At U.S. Women’s Open, Presidential Air Is Stirred by a Gust of Commotion

She added: “I had heard he was coming to the course today. I tried not to focus on it too much.”

Shanshan Feng of China, who holds a two-stroke lead, at eight under, played in the group directly behind Thompson. As she approached the 15th green, she wondered what all the yelling and screaming was about. She knew the cheering probably was not for her.


Lexi Thompson after he tee shot on the first hole at Trump National Golf Course on Friday. She occasionally plays golf with President Trump.

Doug Mills/The New York Times

“I was still really focusing on my game,” said Feng, who posted a 70.

A few miles outside the club grounds, anti-Trump activists gathered to protest the United States Golf Association’s choice to work with a Trump-owned property to hold the most prestigious women’s event in America. But inside the gates, Trump received a different reception.

Most of the players described his presence as a welcome distraction. By showing up, Trump elevated the profile of the women, whose attendance and television audience have not grown as fast as their talent pool, which is so deep that the first 18 events of the 2017 L.P.G.A. Tour season produced 17 different winners.

Trump is the first sitting president to make an appearance at a U.S. Women’s Open, so no one was surprised that his arrival overshadowed the golf. The group playing directly ahead of Thompson’s became stuck in traffic when Trump’s motorcade passed the clubhouse, which sits between the ninth green and the 10th tee.

Alison Walshe and Lauren Stephenson, both Americans, and Weiwei Zhang of China were held for six minutes by security personnel under a makeshift shelter off the ninth green before being allowed to proceed to the 10th tee.

They ran into another jam, this time involving human traffic, on the 15th green and the 16th tee. On the par-3 16th, fans congregated on the balcony of the clubhouse and around the base of Trump’s suite and shouted, “Make America great again!” — among other things — as the players were hitting their tee shots.

The fans buzzed around Trump’s suite, trying to get a better view of him as he stood at the windows, staring out at the crowd and waving.


President Trump and his son Eric watched some of the round from a viewing box near the 18th green.

Doug Mills/The New York Times

“It was definitely a little distracting,” said Stephenson, a 20-year-old amateur who has posted consecutive 72s. “We had a lot of people yelling and just a lot of movement, but it’s pretty cool to be in the presence of the president, so I guess he gets a pass.”

The juxtaposition of a golf tournament and a presidential visit created some surreal scenes. A member of the kitchen staff was scanned with a wand by security personnel before he could take a tray of food into the clubhouse. A player walking down the steps of the clubhouse did a double take as three Secret Service agents passed her on their way up.

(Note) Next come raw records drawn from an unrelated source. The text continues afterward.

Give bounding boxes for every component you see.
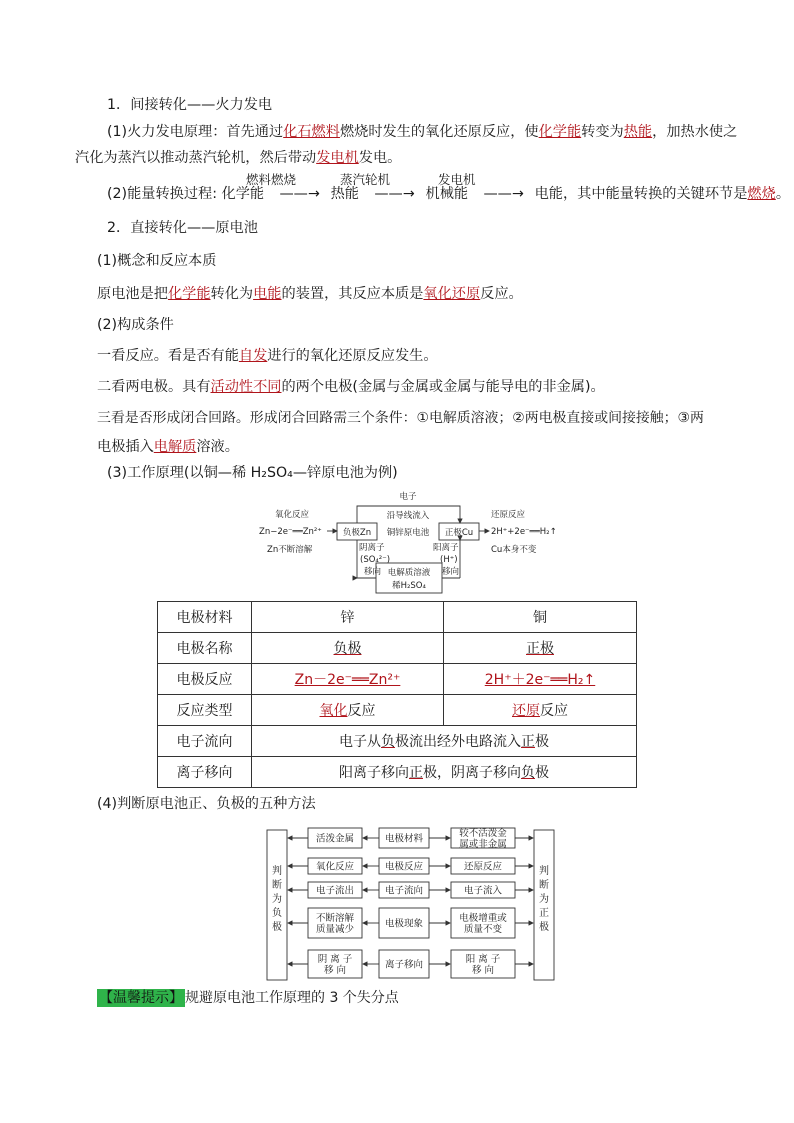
electron-label: 电子 xyxy=(399,492,417,502)
verdict-char: 判 xyxy=(272,866,282,877)
tip-tag: 【温馨提示】 xyxy=(99,990,183,1006)
cu-cell: 2H⁺＋2e⁻══H₂↑ xyxy=(444,664,637,695)
condition-circuit-line1: 三看是否形成闭合回路。形成闭合回路需三个条件：①电解质溶液；②两电极直接或间接接触；③两 xyxy=(97,410,704,426)
anion-label-1: 阴离子 xyxy=(359,543,385,553)
anion-label-2: (SO₄²⁻) xyxy=(360,555,391,565)
table-row xyxy=(158,757,637,788)
criterion-text: 电子流向 xyxy=(384,885,424,897)
criterion-text: 阴 离 子 xyxy=(317,954,353,965)
paragraph-concept: 原电池是把化学能转化为电能的装置，其反应本质是氧化还原反应。 xyxy=(97,286,523,302)
positive-label: 正极Cu xyxy=(444,528,474,538)
criterion-text: 活泼金属 xyxy=(315,833,355,845)
judge-electrode-diagram xyxy=(264,822,557,982)
cu-same-label: Cu本身不变 xyxy=(491,545,537,555)
zn-dissolve-label: Zn不断溶解 xyxy=(267,545,313,555)
cu-cell: 还原反应 xyxy=(444,695,637,726)
tip-text: 规避原电池工作原理的 3 个失分点 xyxy=(185,990,399,1006)
zn-equation: Zn−2e⁻══Zn²⁺ xyxy=(259,527,322,537)
section-1-title: 1．间接转化——火力发电 xyxy=(107,97,273,113)
zn-cell: 氧化反应 xyxy=(252,695,444,726)
verdict-char: 极 xyxy=(539,922,549,933)
table-row xyxy=(158,726,637,757)
verdict-char: 断 xyxy=(272,880,282,891)
energy-conversion-line: (2)能量转换过程: 化学能 ——→ 热能 ——→ 机械能 ——→ 电能，其中能量转换的关键环节是燃烧。 xyxy=(107,186,791,202)
cation-label-2: (H⁺) xyxy=(440,555,458,565)
row-header: 反应类型 xyxy=(158,695,252,726)
arrow-label-fuel: 燃料燃烧 xyxy=(246,172,297,187)
left-verdict-label xyxy=(272,864,282,933)
paragraph-thermal-principle-line1: (1)火力发电原理：首先通过化石燃料燃烧时发生的氧化还原反应，使化学能转变为热能，加热水使之 xyxy=(107,124,738,140)
condition-electrodes: 二看两电极。具有活动性不同的两个电极(金属与金属或金属与能导电的非金属)。 xyxy=(97,379,605,395)
verdict-char: 判 xyxy=(539,866,549,877)
galvanic-cell-diagram xyxy=(255,488,565,596)
row-header: 电极反应 xyxy=(158,664,252,695)
oxidation-label: 氧化反应 xyxy=(275,510,310,520)
table-row xyxy=(158,695,637,726)
condition-reaction: 一看反应。看是否有能自发进行的氧化还原反应发生。 xyxy=(97,348,438,364)
criterion-text: 还原反应 xyxy=(463,861,503,873)
criterion-text: 电极材料 xyxy=(384,833,424,845)
negative-label: 负极Zn xyxy=(342,528,372,538)
criterion-text: 电极现象 xyxy=(384,918,424,930)
electron-flow-cell: 电子从负极流出经外电路流入正极 xyxy=(252,726,637,757)
row-header: 电极名称 xyxy=(158,633,252,664)
right-verdict-label xyxy=(539,864,549,933)
criterion-text: 离子移向 xyxy=(384,959,424,971)
verdict-char: 断 xyxy=(539,880,549,891)
zn-cell: 负极 xyxy=(252,633,444,664)
verdict-char: 为 xyxy=(272,894,282,905)
arrow-turbine: ——→ xyxy=(374,186,415,202)
table-row xyxy=(158,664,637,695)
section-2-title: 2．直接转化——原电池 xyxy=(107,220,258,236)
arrow-label-generator: 发电机 xyxy=(438,172,476,187)
subsection-judge-methods: (4)判断原电池正、负极的五种方法 xyxy=(97,796,316,812)
table-row xyxy=(158,602,637,633)
row-header: 离子移向 xyxy=(158,757,252,788)
tip-line xyxy=(97,987,399,1007)
criterion-text: 质量不变 xyxy=(463,924,503,935)
electrode-comparison-table xyxy=(157,601,637,788)
reduction-label: 还原反应 xyxy=(491,510,526,520)
left-verdict-box xyxy=(267,830,287,980)
verdict-char: 正 xyxy=(539,908,549,919)
cu-cell: 正极 xyxy=(444,633,637,664)
row-header: 电极材料 xyxy=(158,602,252,633)
criterion-text: 移 向 xyxy=(323,965,347,976)
right-verdict-box xyxy=(534,830,554,980)
criterion-text: 移 向 xyxy=(471,965,495,976)
cu-cell: 铜 xyxy=(444,602,637,633)
wire-label: 沿导线流入 xyxy=(386,511,430,521)
criterion-text: 氧化反应 xyxy=(315,861,355,873)
cell-name: 铜锌原电池 xyxy=(386,528,430,538)
criterion-text: 电极增重或 xyxy=(459,913,507,924)
arrow-label-turbine: 蒸汽轮机 xyxy=(340,172,391,187)
cation-label-1: 阳离子 xyxy=(433,543,459,553)
criterion-text: 不断溶解 xyxy=(315,913,355,924)
paragraph-thermal-principle-line2: 汽化为蒸汽以推动蒸汽轮机，然后带动发电机发电。 xyxy=(75,150,402,166)
criterion-text: 电子流出 xyxy=(315,885,355,897)
arrow-generator: ——→ xyxy=(483,186,524,202)
verdict-char: 为 xyxy=(539,894,549,905)
ion-migration-cell: 阳离子移向正极，阴离子移向负极 xyxy=(252,757,637,788)
cation-label-3: 移向 xyxy=(442,567,460,577)
table-row xyxy=(158,633,637,664)
electrolyte-label-1: 电解质溶液 xyxy=(387,568,431,578)
subsection-working-principle: (3)工作原理(以铜—稀 H₂SO₄—锌原电池为例) xyxy=(107,465,398,481)
zn-cell: Zn－2e⁻══Zn²⁺ xyxy=(252,664,444,695)
verdict-char: 负 xyxy=(272,908,282,919)
criterion-text: 电极反应 xyxy=(384,861,424,873)
condition-circuit-line2: 电极插入电解质溶液。 xyxy=(97,439,239,455)
criterion-text: 较不活泼金 xyxy=(459,828,507,839)
verdict-char: 极 xyxy=(272,922,282,933)
criterion-text: 阳 离 子 xyxy=(465,954,501,965)
zn-cell: 锌 xyxy=(252,602,444,633)
h-equation: 2H⁺+2e⁻══H₂↑ xyxy=(491,527,557,537)
arrow-fuel: ——→ xyxy=(279,186,320,202)
criterion-text: 电子流入 xyxy=(463,885,503,897)
subsection-conditions: (2)构成条件 xyxy=(97,317,174,333)
criterion-text: 属或非金属 xyxy=(459,839,507,850)
electrolyte-label-2: 稀H₂SO₄ xyxy=(392,581,426,591)
subsection-concept: (1)概念和反应本质 xyxy=(97,253,217,269)
row-header: 电子流向 xyxy=(158,726,252,757)
anion-label-3: 移向 xyxy=(364,567,382,577)
criterion-text: 质量减少 xyxy=(315,924,355,935)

“That was kind of what intrigued me to start the week,” said Stacy Lewis, a former world No. 1 who played in the same group as Thompson. “We never had an active sitting president at one of our events, so I was kind of excited about the prospect of, regardless of who it is, that he came here to watch us. He tweeted about coming to the U.S. Women’s Open. Some people didn’t know it was going on.”

As Trump’s motorcade snaked toward the clubhouse, scattered cheers erupted from fans, some of whom stood in a steady rain for more than a half-hour. Carlota Ciganda of Spain, who was exhausted after a long day on which she had awakened early to finish the final hole of her first round and then turn around and play 18 holes of her second, became an accidental spectator. She arrived at the valet pickup spot shortly before Trump came through and had to wait 20 minutes to retrieve her courtesy car.

Angela Stanford, a member of six United States Solheim Cup teams, finished her round of 72 a couple of hours before Trump’s arrival. She said it was “pretty cool” that Trump had carved time out of his busy schedule to attend the tournament.

“I respect the office of the president,” she said, adding, “How many chances are you going to get to play on a president’s golf course during a U.S. Open?”